In wichtigen soziologischen Großtheorien nimmt die Mittelschicht keine sehr prominente Rolle ein. Marx kennzeichnete das Kleinbürgertum zwar als eigene Klasse, sah es aber nicht als Fixstern zukünftiger gesellschaftlicher Entwicklungen. In dem von ihm prognostizierten Zweiklassenkapitalismus wird ein Großteil der kleinen Handwerker und Händler proletarisiert, nur ein kleiner Teil schafft es, in die Klasse der Kapitalisten aufzusteigen. Neomarxistische Analysen haben zwar der Mittelschicht auch in der kapitalistischen Sozialstruktur ihren Platz eingeräumt, weil Bildung und Qualifizierung, die Aufwertung von Tätigkeiten und die Entstehung mittlerer Positionen in der Wirtschaft gerade keine Klassenpolarisierung stattfinden ließen, aber eine Schlüsselrolle für die gesellschaftliche Entwicklungsdynamik mochten sie ihr nicht zugestehen. Man verstand sie letztlich als "widersprüchliche Klassenlage" oder Mischform, womit zwar eine vielfältigere Ausprägung sozialstruktureller Positionierungen anerkannt wurde, ohne aber eigenständige Merkmale und Konstitutionsprinzipien hinreichend herauszuarbeiten. Mit Weberschen Klassenkonzepten lässt sich demgegenüber schon besser argumentieren, dass wir es hier mit einer spezifischen Klassenlage zu tun haben. Max Weber fragt nach einer gemeinsamen ursächlichen Komponente der Lebensführung. Klassen sind bei ihm keine Gemeinschaften, sondern zuallererst bestimmte Marktlagen, die die Lebenschancen determinieren. So gesehen wäre für die Bestimmung von Mittelschichten relevant, auf welche Weise sie auf den Markt treten und ihre Erwerbschancen geltend machen. Hier spielen Bildung und Qualifikation, also im weitesten Sinne das akkumulierte Humankapital, eine wichtige Rolle.

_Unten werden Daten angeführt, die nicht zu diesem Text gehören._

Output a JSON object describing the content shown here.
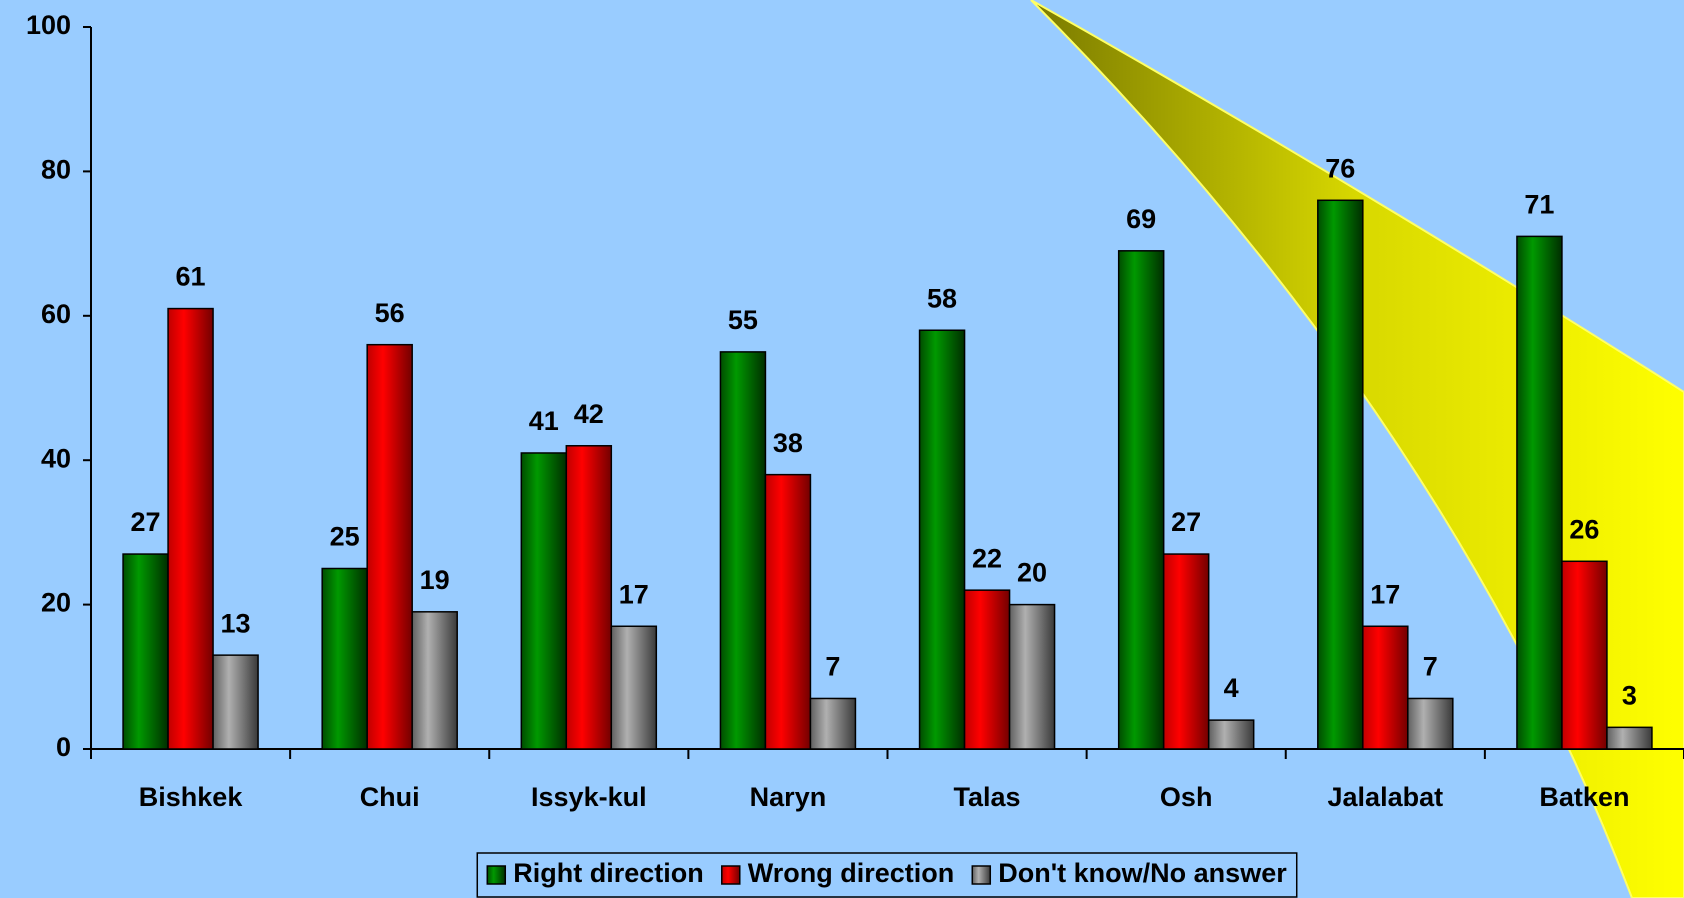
{
  "chart_data": {
    "type": "bar",
    "categories": [
      "Bishkek",
      "Chui",
      "Issyk-kul",
      "Naryn",
      "Talas",
      "Osh",
      "Jalalabat",
      "Batken"
    ],
    "series": [
      {
        "name": "Right direction",
        "color": "#006600",
        "values": [
          27,
          25,
          41,
          55,
          58,
          69,
          76,
          71
        ]
      },
      {
        "name": "Wrong direction",
        "color": "#ff0000",
        "values": [
          61,
          56,
          42,
          38,
          22,
          27,
          17,
          26
        ]
      },
      {
        "name": "Don't know/No answer",
        "color": "#808080",
        "values": [
          13,
          19,
          17,
          7,
          20,
          4,
          7,
          3
        ]
      }
    ],
    "ylim": [
      0,
      100
    ],
    "yticks": [
      0,
      20,
      40,
      60,
      80,
      100
    ],
    "legend": "bottom"
  }
}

Gemäß gängigen Schichtungstheorien sind soziale Schichten durch eine Reihe von objektiven Lagemerkmalen wie Beruf, Bildung und Einkommen, aber auch subjektive Charakteristika definiert. Allerdings gibt es auch hier keinen Konsens über die genaue Abgrenzung der Mittelschicht. Einerseits gibt es Autoren, die den Begriff der Mittelschicht vor allem für die qualifizierten und höher qualifizierten und in der Regel nicht-manuellen Erwerbstätigen im Dienstleistungsbereich reservieren, was Arbeiter und Personen in produzierenden und manuellen Tätigkeiten ausschließt. Andere Autoren gehen von einer umfassenderen Bestimmung der Mittelschicht aus, die auch Facharbeiter und qualifizierte Angestellte in der Industrie – also die "arbeitnehmerische Mitte" – einschließt, was angesichts der starken Rolle der deutschen Facharbeiterschaft auch gerechtfertigt erscheint.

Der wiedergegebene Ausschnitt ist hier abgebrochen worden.